Married to physician R. R. S. Mackinnon in 1896, she studied art with the painter Lister W. Lister and wrote poetry, but her greatest achievements were in charitable and political activities. These included lifelong membership of the Royal Society for the Prevention of Cruelty to Animals, being President of the Women's Liberal (Reform) League, and being on the committee of the Bush Book Club, providing books for women in remote areas. Strongly involved with the Red Cross in NSW and being on its central council from 1914 until her death, she founded the world's first Junior Red Cross Division. She founded and for many years edited the Red Cross Record and the Junior Red Cross Record, and compiled Red Cross knitting and cookery books. During World War I she founded and co-edited the War Workers' Gazette.

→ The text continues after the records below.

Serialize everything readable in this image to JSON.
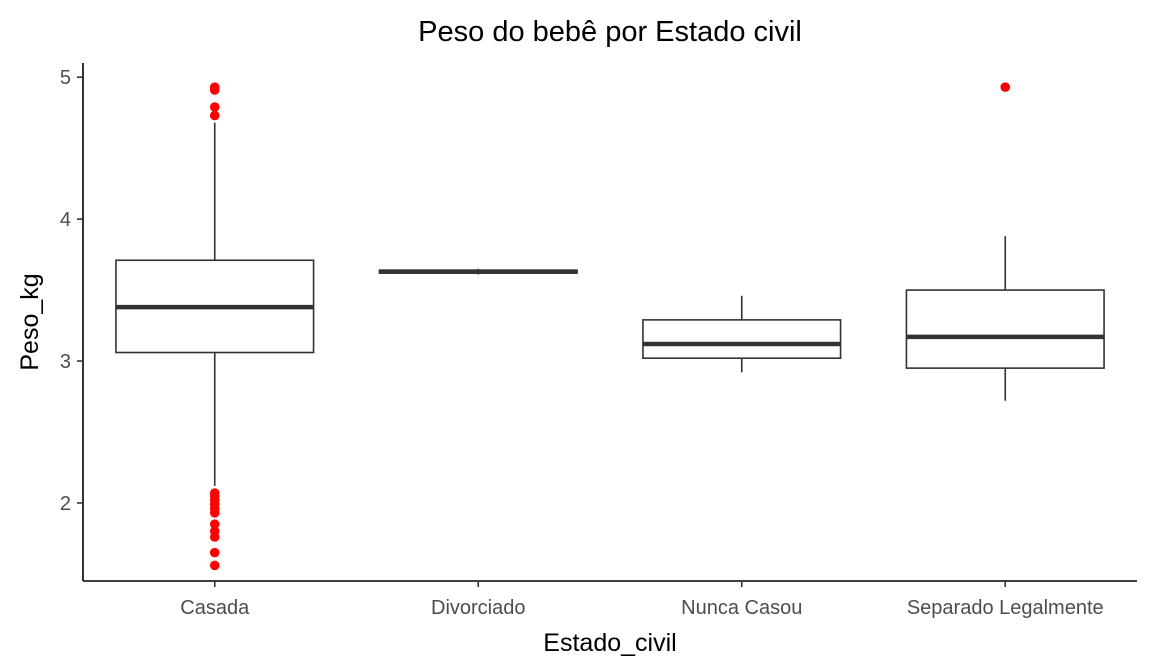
{
  "chart_data": {
    "type": "boxplot",
    "title": "Peso do bebê por Estado civil",
    "xlabel": "Estado_civil",
    "ylabel": "Peso_kg",
    "ylim": [
      1.45,
      5.1
    ],
    "yticks": [
      2,
      3,
      4,
      5
    ],
    "grid": false,
    "outlier_color": "#ff0000",
    "categories": [
      "Casada",
      "Divorciado",
      "Nunca Casou",
      "Separado Legalmente"
    ],
    "boxes": [
      {
        "category": "Casada",
        "whisker_low": 2.12,
        "q1": 3.06,
        "median": 3.38,
        "q3": 3.71,
        "whisker_high": 4.68,
        "outliers": [
          4.93,
          4.92,
          4.91,
          4.79,
          4.73,
          2.07,
          2.05,
          2.02,
          1.99,
          1.96,
          1.93,
          1.85,
          1.8,
          1.76,
          1.65,
          1.56
        ]
      },
      {
        "category": "Divorciado",
        "whisker_low": 3.61,
        "q1": 3.62,
        "median": 3.63,
        "q3": 3.64,
        "whisker_high": 3.65,
        "outliers": []
      },
      {
        "category": "Nunca Casou",
        "whisker_low": 2.92,
        "q1": 3.02,
        "median": 3.12,
        "q3": 3.29,
        "whisker_high": 3.46,
        "outliers": []
      },
      {
        "category": "Separado Legalmente",
        "whisker_low": 2.72,
        "q1": 2.95,
        "median": 3.17,
        "q3": 3.5,
        "whisker_high": 3.88,
        "outliers": [
          4.93
        ]
      }
    ]
  }
}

She was involved with the National Association of New South Wales and later, the United Australia Party.
Mackinnon was awarded an OBE in 1918, and continued with Red Cross and other health initiatives, including the establishment of homes for children suffering from tuberculosis and from polio. In 1925 she was an Australian delegate to the League of Nations. She was awarded King George V's Silver Jubilee Medal in 1935.